Moving assets out of mom and dad’s estate without subjecting the assets to an estate tax requires minding all your p’s and q’s. In order to get the estate tax benefits of the trust, lots of rules must be followed. When property goes into the trust, it counts as a “gift” to the beneficiaries.  In order to not let the gift value eat away at the uniform gift/estate tax limitations, it will have to qualify by coming under the annual exclusion rules. To qualify the gift for the annual exclusion amount (about $14,000 today), the beneficiaries have to be aware of the gift, have to be able to take control of the gift, and have the time to make decisions about how to use the gift. The gift needs to be announced by a letter given to each beneficiary.  This is called a Crummey letter because the people who sued the IRS and won the case establishing these rules were the Crummeys.  Truth be told, the whole process is just kind of crummy.

Today, we have a much better way to achieve almost anything that can be achieved in a children’s trust.  Because an LLC has both the corporate shield and the charging order asset protection, it provides asset protection for the assets in the LLC entity from daddy’s creditors. However, daddy can have more control over the LLC assets than he can over the children’s trust assets, and the assets will still be outside of daddy’s estate. Well, at least the value of the LLC held by the other members (children) will be outside of daddy’s estate.

When daddy forms the LLC and places assets into it, he will get all of the membership (ownership) of the LLC back in return for giving the assets to the LLC. At that point, daddy can give little amounts of the ownership interests to the children from year to year in chunks that qualify for the annual gift tax exclusion. The kid does not have to be under 21, and the gift of the membership interest does not have to go through all the Crummey shenanigans. It is a straightforward gift.

Provided the value of the membership interest is under the annual exclusion amount, the gift of membership interest will not affect the gift or estate tax unified credit. Note that when daddy puts the asset into the LLC, it is not a gift. The gift comes when membership interest is given to the child.

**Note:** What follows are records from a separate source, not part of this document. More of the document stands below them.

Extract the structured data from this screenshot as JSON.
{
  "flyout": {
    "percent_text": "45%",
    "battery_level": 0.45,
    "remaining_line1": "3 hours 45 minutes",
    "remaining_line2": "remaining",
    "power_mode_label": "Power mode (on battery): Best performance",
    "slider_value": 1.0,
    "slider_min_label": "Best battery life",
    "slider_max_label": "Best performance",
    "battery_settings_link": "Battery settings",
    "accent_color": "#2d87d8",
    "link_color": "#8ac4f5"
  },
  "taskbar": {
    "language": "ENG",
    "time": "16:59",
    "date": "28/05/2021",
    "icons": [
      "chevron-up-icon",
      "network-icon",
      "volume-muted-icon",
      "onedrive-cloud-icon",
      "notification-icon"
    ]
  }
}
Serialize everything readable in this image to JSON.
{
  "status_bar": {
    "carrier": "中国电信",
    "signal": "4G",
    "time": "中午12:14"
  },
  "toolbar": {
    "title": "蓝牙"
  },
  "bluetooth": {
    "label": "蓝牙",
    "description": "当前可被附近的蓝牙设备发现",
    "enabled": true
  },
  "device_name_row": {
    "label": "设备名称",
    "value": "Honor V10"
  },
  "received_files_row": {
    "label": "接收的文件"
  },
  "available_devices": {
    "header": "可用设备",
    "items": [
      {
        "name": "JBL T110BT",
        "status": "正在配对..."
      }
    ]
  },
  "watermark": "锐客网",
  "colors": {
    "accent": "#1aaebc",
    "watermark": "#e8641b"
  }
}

Shifting income in an LLC can be accomplished exactly like it can with a 2503(c) trust. However, the LLC gives more flexibility because in many cases (depending on how the LLC is established and taxed), the income shift can be directed to the recipients without consideration of their proportional ownership of membership. This can come in handy when you factor in that the kiddie tax still applies.

Today, I would probably use a limited liability company (LLC) instead of a 2503(c) trust.  Shifting income, estate tax reduction, asset protection and gifting are a lot easier in an LLC.  Although a 2503(c) trust still has a place in today’s planning, its major place is in the history books.